What made the first goal a “Grade 3” is not that Kevin McLoughlin kicked it into his own net. It’s that Séaumus O’Shea made a school boy error in being dragged towards the ball and allowing Brian Fenton go through unopposed on the keeper without Dublin having to take on and beat a Mayo defender.
Bizarrely, as you’ll be well aware, is the fact that Dublin had only scored two goals, two own goals, up until Dean Rock’s 31st minute point. What you’re most likely not aware of is the fact that that my “Score Concession Analysis” illustrates that of the 2-4 which Mayo had conceded by half time, Colm Boyle or Séaumus O’Shea combined had been culpable for the key breach for 2-3!
Considering that centre back and especially midfield aren’t generally positions which a lot of scores come through, that’s a startling figure. Equally noteworthy is the fact that neither of these players recorded anything like possession statistics to compensate for such high score concessions.

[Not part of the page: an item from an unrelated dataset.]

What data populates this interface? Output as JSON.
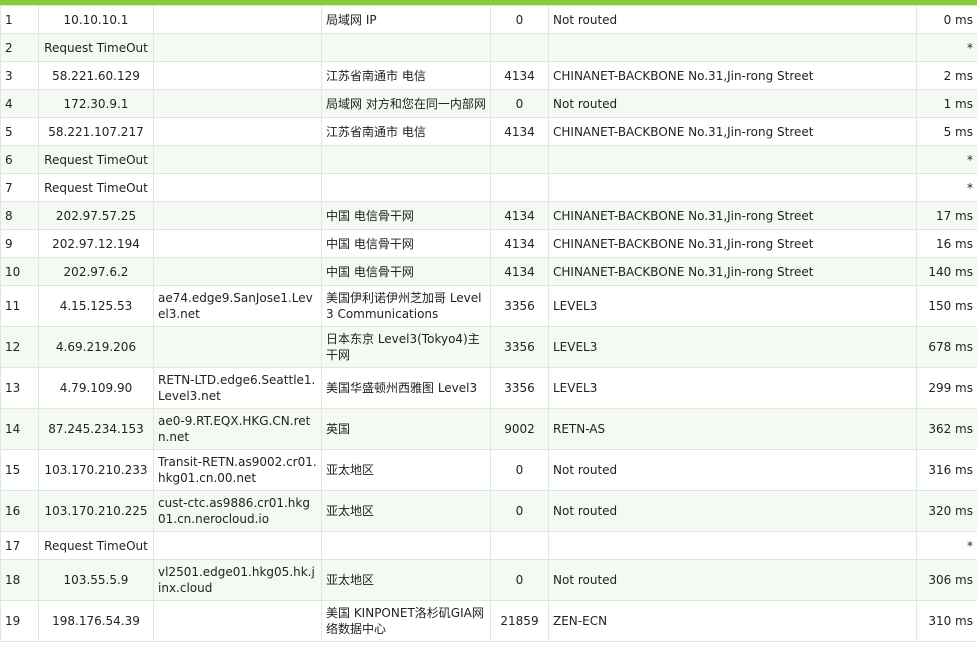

Considering the fact that Mayo won just one kick-out from five hit long, on the day, O’Shea was hardly worth his weight for fielding.
My preview article stands as evidence that armed with the correct statistical analysis, key patterns can be pinpointed in advance to illustrate which patterns could potentially be the most significant if they’re accentuated, or more significantly, if they’re neglected.
Whether or not there was prior information to suggest that Séamus O’Shea was likely to be responsible for coughing up 1-3 or not, I can’t say. What I can say, however, is that from a statistical point view, whatever about Colm Boyle, had Séamus O’Shea not coughed up 1-3, 1-1 of which was entirely avoidable, the chances are Mayo would have won.